Petitioners point out that numerous jurisdictions have denied this cause of action. See Annot., Child's Right of Action for Loss of Support, Training, Parental Attention, or the Like, Against a Third Person Negligently Injuring Parent, 11 A.L.R. 4th 549 (1982). However, the emerging trend is to recognize the child's cause of action. See Rosen v. Zorzos, 449 So.2d 359 (Fla.Dist.Ct.App.1984) (currently on appeal to the Florida Supreme Court); Theama v. Kenosha, 117 Wis.2d 508, 344 N.W.2d 513 (1984); Weitl v. Moes, 311 N.W.2d 259 (Iowa 1981); Berger v. Weber, 411 Mich. 1, 303 N.W.2d 424 (1981); Ferriter v. Daniel O'Connell's Sons, Inc., 381 Mass. 507, 413 N.E.2d 690 (1980). We find more persuasive the reasoning found in these decisions recognizing the cause of action.
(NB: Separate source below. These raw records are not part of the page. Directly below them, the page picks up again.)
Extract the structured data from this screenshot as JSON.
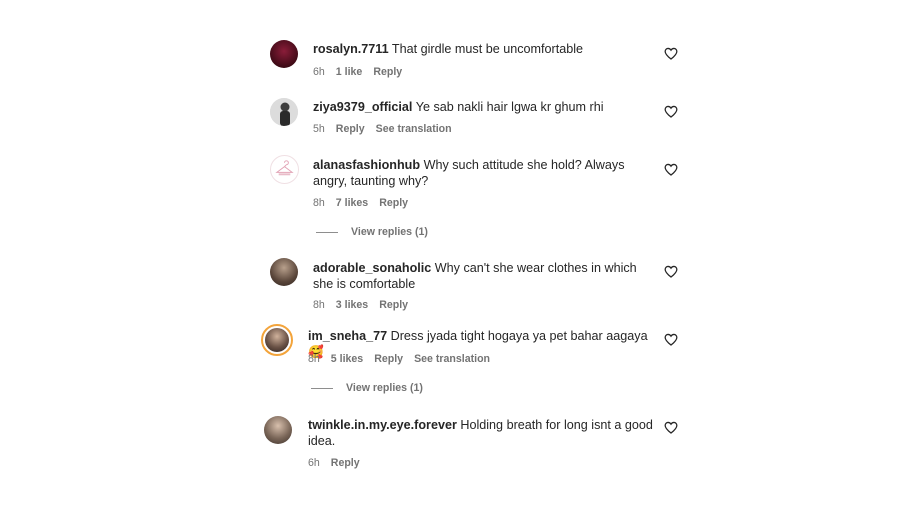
{
  "comments": [
    {
      "username": "rosalyn.7711",
      "text": "That girdle must be uncomfortable",
      "time": "6h",
      "likes": "1 like",
      "reply": "Reply",
      "avatar_color": "#5b0f22"
    },
    {
      "username": "ziya9379_official",
      "text": "Ye sab nakli hair lgwa kr ghum rhi",
      "time": "5h",
      "reply": "Reply",
      "see_translation": "See translation",
      "avatar_color": "#8a8a8a"
    },
    {
      "username": "alanasfashionhub",
      "text": "Why such attitude she hold? Always angry, taunting why?",
      "time": "8h",
      "likes": "7 likes",
      "reply": "Reply",
      "view_replies": "View replies (1)",
      "avatar_color": "#f7e6ea"
    },
    {
      "username": "adorable_sonaholic",
      "text": "Why can't she wear clothes in which she is comfortable",
      "time": "8h",
      "likes": "3 likes",
      "reply": "Reply",
      "avatar_color": "#6e5a4e"
    },
    {
      "username": "im_sneha_77",
      "text": "Dress jyada tight hogaya ya pet bahar aagaya🥰",
      "time": "8h",
      "likes": "5 likes",
      "reply": "Reply",
      "see_translation": "See translation",
      "view_replies": "View replies (1)",
      "avatar_color": "#4a3a34"
    },
    {
      "username": "twinkle.in.my.eye.forever",
      "text": "Holding breath for long isnt a good idea.",
      "time": "6h",
      "reply": "Reply",
      "avatar_color": "#7a6658"
    }
  ],
  "icons": {
    "like": "heart-outline-icon",
    "story_ring_color": "#f3a43b"
  }
}
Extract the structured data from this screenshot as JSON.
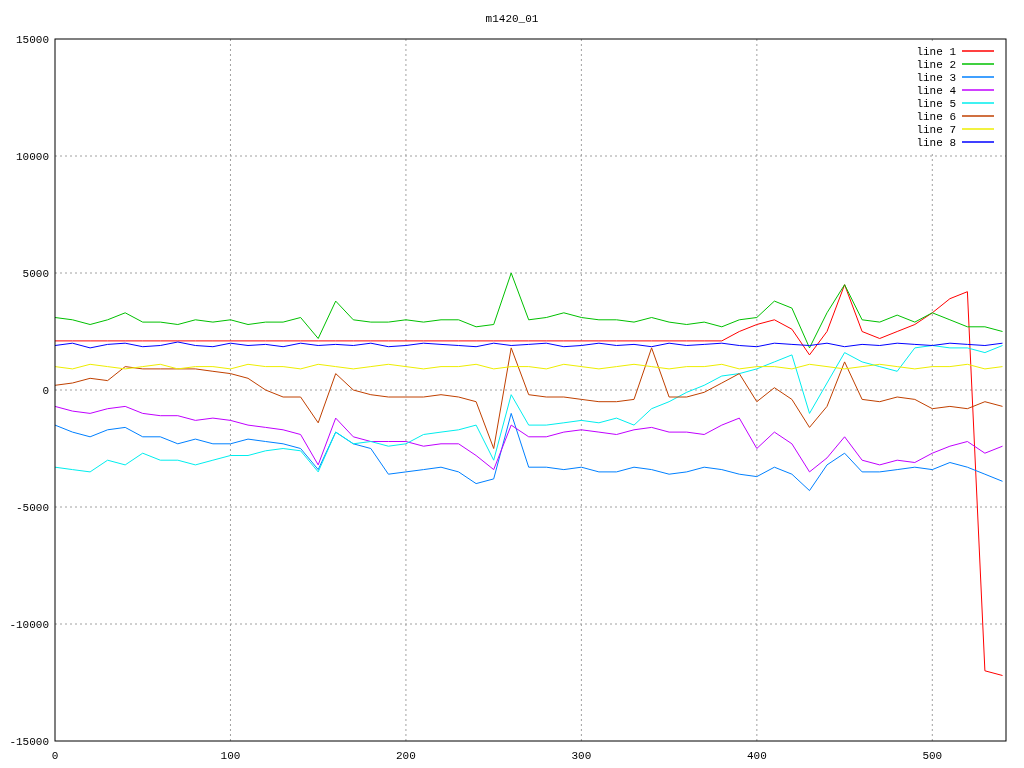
{
  "chart_data": {
    "type": "line",
    "title": "m1420_01",
    "x": [
      0,
      10,
      20,
      30,
      40,
      50,
      60,
      70,
      80,
      90,
      100,
      110,
      120,
      130,
      140,
      150,
      160,
      170,
      180,
      190,
      200,
      210,
      220,
      230,
      240,
      250,
      260,
      270,
      280,
      290,
      300,
      310,
      320,
      330,
      340,
      350,
      360,
      370,
      380,
      390,
      400,
      410,
      420,
      430,
      440,
      450,
      460,
      470,
      480,
      490,
      500,
      510,
      520,
      530,
      540
    ],
    "grid": true,
    "legend": true,
    "xlim": [
      0,
      542
    ],
    "ylim": [
      -15000,
      15000
    ],
    "xticks": [
      0,
      100,
      200,
      300,
      400,
      500
    ],
    "yticks": [
      -15000,
      -10000,
      -5000,
      0,
      5000,
      10000,
      15000
    ],
    "series": [
      {
        "name": "line 1",
        "color": "#ff0000",
        "values": [
          2100,
          2100,
          2100,
          2100,
          2100,
          2100,
          2100,
          2100,
          2100,
          2100,
          2100,
          2100,
          2100,
          2100,
          2100,
          2100,
          2100,
          2100,
          2100,
          2100,
          2100,
          2100,
          2100,
          2100,
          2100,
          2100,
          2100,
          2100,
          2100,
          2100,
          2100,
          2100,
          2100,
          2100,
          2100,
          2100,
          2100,
          2100,
          2100,
          2500,
          2800,
          3000,
          2600,
          1500,
          2500,
          4500,
          2500,
          2200,
          2500,
          2800,
          3300,
          3900,
          4200,
          -12000,
          -12200
        ]
      },
      {
        "name": "line 2",
        "color": "#00c000",
        "values": [
          3100,
          3000,
          2800,
          3000,
          3300,
          2900,
          2900,
          2800,
          3000,
          2900,
          3000,
          2800,
          2900,
          2900,
          3100,
          2200,
          3800,
          3000,
          2900,
          2900,
          3000,
          2900,
          3000,
          3000,
          2700,
          2800,
          5000,
          3000,
          3100,
          3300,
          3100,
          3000,
          3000,
          2900,
          3100,
          2900,
          2800,
          2900,
          2700,
          3000,
          3100,
          3800,
          3500,
          1800,
          3300,
          4500,
          3000,
          2900,
          3200,
          2900,
          3300,
          3000,
          2700,
          2700,
          2500
        ]
      },
      {
        "name": "line 3",
        "color": "#0080ff",
        "values": [
          -1500,
          -1800,
          -2000,
          -1700,
          -1600,
          -2000,
          -2000,
          -2300,
          -2100,
          -2300,
          -2300,
          -2100,
          -2200,
          -2300,
          -2500,
          -3400,
          -1800,
          -2300,
          -2500,
          -3600,
          -3500,
          -3400,
          -3300,
          -3500,
          -4000,
          -3800,
          -1000,
          -3300,
          -3300,
          -3400,
          -3300,
          -3500,
          -3500,
          -3300,
          -3400,
          -3600,
          -3500,
          -3300,
          -3400,
          -3600,
          -3700,
          -3300,
          -3600,
          -4300,
          -3200,
          -2700,
          -3500,
          -3500,
          -3400,
          -3300,
          -3400,
          -3100,
          -3300,
          -3600,
          -3900
        ]
      },
      {
        "name": "line 4",
        "color": "#c000ff",
        "values": [
          -700,
          -900,
          -1000,
          -800,
          -700,
          -1000,
          -1100,
          -1100,
          -1300,
          -1200,
          -1300,
          -1500,
          -1600,
          -1700,
          -1900,
          -3200,
          -1200,
          -2000,
          -2200,
          -2200,
          -2200,
          -2400,
          -2300,
          -2300,
          -2800,
          -3400,
          -1500,
          -2000,
          -2000,
          -1800,
          -1700,
          -1800,
          -1900,
          -1700,
          -1600,
          -1800,
          -1800,
          -1900,
          -1500,
          -1200,
          -2500,
          -1800,
          -2300,
          -3500,
          -2900,
          -2000,
          -3000,
          -3200,
          -3000,
          -3100,
          -2700,
          -2400,
          -2200,
          -2700,
          -2400
        ]
      },
      {
        "name": "line 5",
        "color": "#00eeee",
        "values": [
          -3300,
          -3400,
          -3500,
          -3000,
          -3200,
          -2700,
          -3000,
          -3000,
          -3200,
          -3000,
          -2800,
          -2800,
          -2600,
          -2500,
          -2600,
          -3500,
          -1800,
          -2300,
          -2200,
          -2400,
          -2300,
          -1900,
          -1800,
          -1700,
          -1500,
          -3000,
          -200,
          -1500,
          -1500,
          -1400,
          -1300,
          -1400,
          -1200,
          -1500,
          -800,
          -500,
          -100,
          200,
          600,
          700,
          900,
          1200,
          1500,
          -1000,
          300,
          1600,
          1200,
          1000,
          800,
          1800,
          1900,
          1800,
          1800,
          1600,
          1900
        ]
      },
      {
        "name": "line 6",
        "color": "#c04000",
        "values": [
          200,
          300,
          500,
          400,
          1000,
          900,
          900,
          900,
          900,
          800,
          700,
          500,
          0,
          -300,
          -300,
          -1400,
          700,
          0,
          -200,
          -300,
          -300,
          -300,
          -200,
          -300,
          -500,
          -2500,
          1800,
          -200,
          -300,
          -300,
          -400,
          -500,
          -500,
          -400,
          1800,
          -300,
          -300,
          -100,
          300,
          700,
          -500,
          100,
          -400,
          -1600,
          -700,
          1200,
          -400,
          -500,
          -300,
          -400,
          -800,
          -700,
          -800,
          -500,
          -700
        ]
      },
      {
        "name": "line 7",
        "color": "#eeee00",
        "values": [
          1000,
          900,
          1100,
          1000,
          900,
          1000,
          1100,
          900,
          1000,
          1000,
          900,
          1100,
          1000,
          1000,
          900,
          1100,
          1000,
          900,
          1000,
          1100,
          1000,
          900,
          1000,
          1000,
          1100,
          900,
          1000,
          1000,
          900,
          1100,
          1000,
          900,
          1000,
          1100,
          1000,
          900,
          1000,
          1000,
          1100,
          900,
          1000,
          1000,
          900,
          1100,
          1000,
          900,
          1000,
          1100,
          1000,
          900,
          1000,
          1000,
          1100,
          900,
          1000
        ]
      },
      {
        "name": "line 8",
        "color": "#0000ff",
        "values": [
          1900,
          2000,
          1800,
          1950,
          2000,
          1850,
          1900,
          2050,
          1900,
          1850,
          2000,
          1900,
          1950,
          1850,
          2000,
          1900,
          1950,
          1900,
          2000,
          1850,
          1900,
          2000,
          1950,
          1900,
          1850,
          2000,
          1900,
          1950,
          2000,
          1850,
          1900,
          2000,
          1900,
          1950,
          1850,
          2000,
          1900,
          1950,
          2000,
          1900,
          1850,
          2000,
          1950,
          1900,
          2000,
          1850,
          1950,
          1900,
          2000,
          1950,
          1900,
          2000,
          1950,
          1900,
          2000
        ]
      }
    ]
  }
}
Petitioners draw our attention to numerous arguments against recognizing the cause of action which we now address. First is that creation of such a cause of action lies within the Legislature's, not the court's, domain. In support of this argument petitioners cite the Court of Appeals decision in Roth v. Bell, 24 Wash.App. 92, 600 P.2d 602 (1979), where the court held adoption of such a cause of action is a legislative, not a judicial, function. Roth, 24 Wash.App. at 101, 600 P.2d 602.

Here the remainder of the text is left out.